In my research of rune kennings, I haven't turned up much variety for this rune. It mostly reemphasizes ice as a barrier on top of water (wave's roof, water's blanket, ocean's lock, river's bark, lake's door); less often refers to it on land (mountain's hat, prevention of earth, land's chasuble (a priest's outer vestment)); as something to walk on or which gives access (broad bridge, birds' path, seal-hunting), and as dangerous or untrustworthy (doomed man's misfortune (fár), doomed man's path (far), a big fall. There is at least one that I know of that does (loosely) hint at it as an obstacle: "prevention of herding." A couple interesting ones I've only found rarely include "Ymir's hide/skin" and one I'm having trouble interpreting due to the pre-standardized language but which I think might mean "containment of meltwater."
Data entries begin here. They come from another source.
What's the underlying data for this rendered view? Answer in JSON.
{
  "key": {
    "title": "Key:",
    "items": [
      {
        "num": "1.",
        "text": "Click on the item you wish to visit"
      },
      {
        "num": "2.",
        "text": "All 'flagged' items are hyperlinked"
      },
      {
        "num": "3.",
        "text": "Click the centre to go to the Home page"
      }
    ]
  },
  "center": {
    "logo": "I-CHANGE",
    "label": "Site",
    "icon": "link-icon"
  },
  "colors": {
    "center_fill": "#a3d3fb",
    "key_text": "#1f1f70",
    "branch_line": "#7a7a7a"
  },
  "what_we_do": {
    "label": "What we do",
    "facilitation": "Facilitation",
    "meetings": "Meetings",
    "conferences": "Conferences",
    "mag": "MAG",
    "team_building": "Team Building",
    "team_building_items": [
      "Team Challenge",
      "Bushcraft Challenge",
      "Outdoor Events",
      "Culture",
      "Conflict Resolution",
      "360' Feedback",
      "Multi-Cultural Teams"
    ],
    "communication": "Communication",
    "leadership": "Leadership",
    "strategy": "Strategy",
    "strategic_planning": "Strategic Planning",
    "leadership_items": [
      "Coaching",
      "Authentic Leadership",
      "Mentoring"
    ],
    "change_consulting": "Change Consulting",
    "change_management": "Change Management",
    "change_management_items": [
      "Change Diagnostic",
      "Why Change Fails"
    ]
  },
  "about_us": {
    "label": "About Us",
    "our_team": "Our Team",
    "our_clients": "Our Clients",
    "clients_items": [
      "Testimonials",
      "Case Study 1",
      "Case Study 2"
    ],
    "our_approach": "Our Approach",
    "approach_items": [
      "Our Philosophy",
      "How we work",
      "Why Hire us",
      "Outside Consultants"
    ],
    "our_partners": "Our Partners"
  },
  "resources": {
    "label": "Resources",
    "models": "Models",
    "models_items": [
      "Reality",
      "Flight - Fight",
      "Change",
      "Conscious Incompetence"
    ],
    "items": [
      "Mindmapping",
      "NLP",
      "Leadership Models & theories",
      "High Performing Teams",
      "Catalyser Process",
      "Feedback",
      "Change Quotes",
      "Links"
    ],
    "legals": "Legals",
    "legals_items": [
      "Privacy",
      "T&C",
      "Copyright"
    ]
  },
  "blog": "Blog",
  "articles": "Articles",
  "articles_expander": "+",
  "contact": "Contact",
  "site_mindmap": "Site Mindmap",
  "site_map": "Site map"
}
There are a few Icelandic phrases referring to ice which mostly support the meanings given in the kennings. I'm getting these from Orð að sönnu, a dictionary of expressions and proverbs. Ekki er gagn að góu ísi is probably not so much a proverb as meant strictly literally, it means something like 'it isn't useful to trust ice after Góa (the fifth month of winter).' An opposite but corresponding phrase is sjaldan er mein að miðsvetrarís 'rarely is harm done by midwinter-ice.' Hávamál reminds us not to praise the ice until it's crossed (this is one that apparently entered the common store of proverbs). A foreign saying adapted into Icelandic is sá vakar ís sem þyrstur er, 'that one liquifies ice who is thirsty.'
Colloquially in Iceland the word ís refers to ice cream (so yes, Ísland could be translated 'Ice-cream land'; also Icelanders eat a disproportionately huge amount of ice cream per capita even in the winter which might be related to the ice cream they have there being ridiculously good... yes, you CAN improve on ice cream, the Icecreamlanders have done it. My favorite ice cream is Danish though).
In the sagas ice does sometimes become an obstacle when the ocean freezes over so badly that ships can't dock. There's also a famous fight scene from Njáls saga wherein Skarphéðinn pulls off some intense acrobatic action-movie fighting moves using the ice to rip through his opponents. Myth and legend also refers to a consequential battle on the frozen Lake Vänern. Needless to say, in a place like Iceland a little ice can't always bring about a cessation of activity although it can certainly change the parameters.